We touched down to Bali, got through immigration really quickly, and emerged from the airport. I needed to get some Indonesian rupiah, so I used my debit card at the ATM. The exchange rate was a little mind-blogging at 12,000 rupiah for a US dollar. The maximum amount offered in the ATM was something like a million rupiahs. The ATM spit out a wad of 100,000 rupiahs. For the next day or so I went through the disorientation that I go through in every country, trying to mentally convert the local currency to dollars and gauging how much a certain thing should cost.

We asked around a few of the taxi agencies (and haggling is a necessity here) to find a taxi that would take us to Candidasa, the little town that was an hour northeast of the airport. We found one that would take us there for 450,000 rupiah which we would split between us.

Our driver was a friendly guy with a very charming Balinese accent. I love hearing new accents! He filled us in a little about the area. Bali is a Hindu island, while the rest of Indonesia is predominantly Muslim. We could see evidence of this as we drove alone and saw huge religious statues erected in the town squares and on the sides of the road. By the end of my time in Indonesia, I saw more Hindu statues than I have seen in all my life living in India, where we simply don’t erect too many religious statues in public. The ones in Bali were all gorgeous and I wished I could get out and take pictures.

When I had researched the route earlier, it had looked like a single road that wound close to the water. I had assumed that would be a pretty little coastal road with sweeping views of the water. Instead, we drove along a small road with shops and houses along both sides pretty much during the entire route. I guess this part of Bali is pretty well developed. I have heard that the northern part of the island is a little less developed and I hoped I would get to go up there.

It was really neat to see all the tropical flora, complete with banana plants and rice paddy fields. :) Everything was lush green and soothing to the senses. Nary a tall building in sight! I knew I was going to like Bali.

We found the little community where we were supposed to stay that night. We had found this listing on Air BnB and I’d been excited to see it ever since I had booked it. We had got a small house close to the sea. It had two levels with the living room and bathroom on the lower level, and the bedroom on the upper level. The best part about this place was that it was built in a typical Indonesian style but all the walls were glass!  You could see the Bali sea from bed or from the little balcony. All around us were beautiful trees, and right below us was a little fish pond with gorgeous fish swimming around it.

By the time we had arrived, it was dark, so we decided to walk out to the main road and get some food and so some light shopping. We had spied a couple of shops on the way which had really gorgeous cotton dresses on display, which would be perfect for the hot, humid weather. Oh yeah, did I mention that it was extremely muggy? You just get drenched in sweat if you’re out in the open. The last time I experienced such humidity was on the United States east coast one summer. It was so bad that after a while I gave up on even trying dresses on and needed to flee to a place with a fan or air conditioning.

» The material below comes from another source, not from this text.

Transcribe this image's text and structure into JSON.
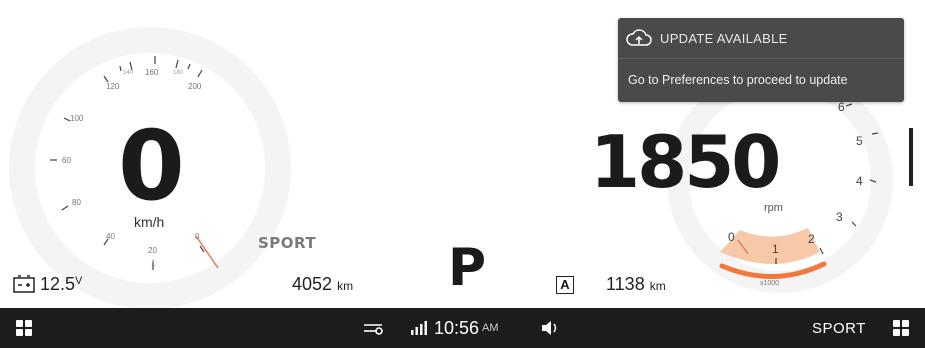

We found a restaurant a few paces away and ordered some food. I got some grilled fish which turned out to be okay. I also ordered a banana daiquiri which I didn’t care for very much. It turns out that the daiquiri was made with a local liquor called arak, which I guess I didn’t like.

The one annoying thing that I feel like I should call out is that we kept getting harassed by people all over the street who kept calling out “taxi?”. It got a little too much after a while, especially after a guy who seemed like the owner of the restaurant came over and started chatting with us and within a few minutes it was obvious that he wanted to find out where we were going next and whether we wanted to get a taxi for there. We politely said no and left. I expected that this would happen everywhere in Indonesia but it turns out that it only happened in Candidasa, so I hesitate to recommend this place to anyone unless they are particularly thick skinned. It’s a shame because the place itself is beautiful.

We walked a few doors down to a local grocery store where I bought some picture postcards and stamps. The people who worked there were really lovely and friendly. It looked like the sort of place where the local shopped and everything was priced very reasonably.

When we returned to our house, we found that the downside of sleeping on the upper floor was that it was very hot and we had to keep the windows closed to keep the mosquitoes out. There was a ceiling fan but it didn’t do much to cool things down. It was quite a bit uncomfortable falling asleep. Also, I woke up the next morning covered in bug bites. :( So much for keeping them out!

The next morning, I got some breakfast when I woke up. Then S. and I walked down the main road to find a shop that sold fresh fruit. We found a tiny shop owned by an ancient woman who sold us mangoes and apples. Score! On the way back, we found a taxi rental place where we arranged for a taxi for 350,000 to take us to Amed, a town further north and about 1.5 hours away.